Other exposures amounted to another USD78bn, most of which were in the form of guarantees. Three-quarters of foreign claims’ exposure  were  in European banks, nearly 80% of which were concentrated in three countries: Spain, France, and Italy. A more appropriate way to assess the knock-on effects  to  banks is by looking at those exposures as a portion of total bank assets in those countries. Here, Spain’s exposure is larger than that of other countries (Spain 1.9%, Italy 0.5%, France 0.4%).

Though we should not underestimate the potential impact of Turkey’s crisis on Europe’s banks, thus far at least the sector does not appear to have been severely impacted. The CDS of European banks remains low relative to its historical average level and financial conditions are still very loose European banks have strengthened their capital positions over recent years, and the institutions with the largest exposures seem to be retail and commercial banks which are particularly well capitalised. That said, the situation is evolving at a rapid pace, suggesting regular assessment of European banks is required.

2. Trade linkages

The second effect of Turkey’s crisis on the euro area economy is via the trade channel. Despite the geographical proximity of the euro area to Turkey, euro area exports to Turkey are not that large. The share of extra-euro area goods’ exports to Turkey was just 2.9% in 2016. On a country level, Spain has the highest share among the larger euro area countries. The share of euro area service exports to Turkey, again as a proportion of extra euro area exports, was 1.1% in 2016. Italy had the highest share  among  the largest euro area countries. All in all, the total share of euro area exports to Turkey was 2.4% in 2016  This means that if Turkey’s economy shrank by 10% (while not our forecast it is not by any means impossible – after all, its economy contracted nearly 15% in the year to Q1 2009), then euro area exports could fall by around a quarter of a percent. That would take just over a tenth off euro area GDP which, while noticeable, would merely modestly dent the euro area recovery rather than stop it in its tracks.

3. Political fallout

Turkey is the gatekeeper of the Balkan route for migrants into Europe owing to its refugee deal with the EU, signed in March 2016. That deal required Turkey to stop the flow of refugees, receiving in return: a) EUR6bn financial aid and b) visa-free travel for Turkish citizens into the Schengen area.

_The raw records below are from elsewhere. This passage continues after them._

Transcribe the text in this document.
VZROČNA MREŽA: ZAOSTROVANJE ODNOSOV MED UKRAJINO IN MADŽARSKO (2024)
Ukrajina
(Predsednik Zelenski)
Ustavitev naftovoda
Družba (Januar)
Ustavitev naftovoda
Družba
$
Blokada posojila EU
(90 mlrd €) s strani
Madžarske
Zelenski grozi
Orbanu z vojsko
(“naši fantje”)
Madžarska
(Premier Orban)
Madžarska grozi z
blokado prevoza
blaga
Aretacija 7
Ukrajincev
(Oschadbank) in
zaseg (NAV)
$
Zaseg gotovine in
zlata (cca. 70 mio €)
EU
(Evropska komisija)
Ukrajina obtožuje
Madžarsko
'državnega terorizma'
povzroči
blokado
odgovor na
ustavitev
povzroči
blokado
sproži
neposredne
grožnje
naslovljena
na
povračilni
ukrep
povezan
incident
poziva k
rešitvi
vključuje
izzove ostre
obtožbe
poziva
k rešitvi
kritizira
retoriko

With most populists’ parties in the euro area focusing their agenda on the migrants’ issue and with Turkey’s ability to manage the migrants’ flow potentially compromised, the third effect on euro area of the lira crisis may filter into the channel of European politics. Though the number of refugees into Europe peaked in 2015, owing to the agreement with the EU, Turkey played an important role in limiting the refugee inflow. If the inflow of refugees were to increase on the back of Turkey’s crisis, public sentiment could be impacted, with populist parties possibly gaining further momentum as a result.

Conclusions

In sum, the impact of Turkey’s lira crisis on the euro economy has thus far been limited. However, if the crisis drags on or deepens, it has the capacity to affect both the economy and ECB policy. With Italy’s banks already a source of risk to the euro area Turkey’s crisis adds an extra dimension for the ECB to take account of. Indeed, this is likely to be a key discussion for policymakers at September’s ECB meeting of the Governing Council. For now, however, the ECB looks unlikely to change its forward guidance on net asset purchases (winding down in Q4 this year) or interest rates (on hold through the summer of 2019) in response to Turkey’s crisis.”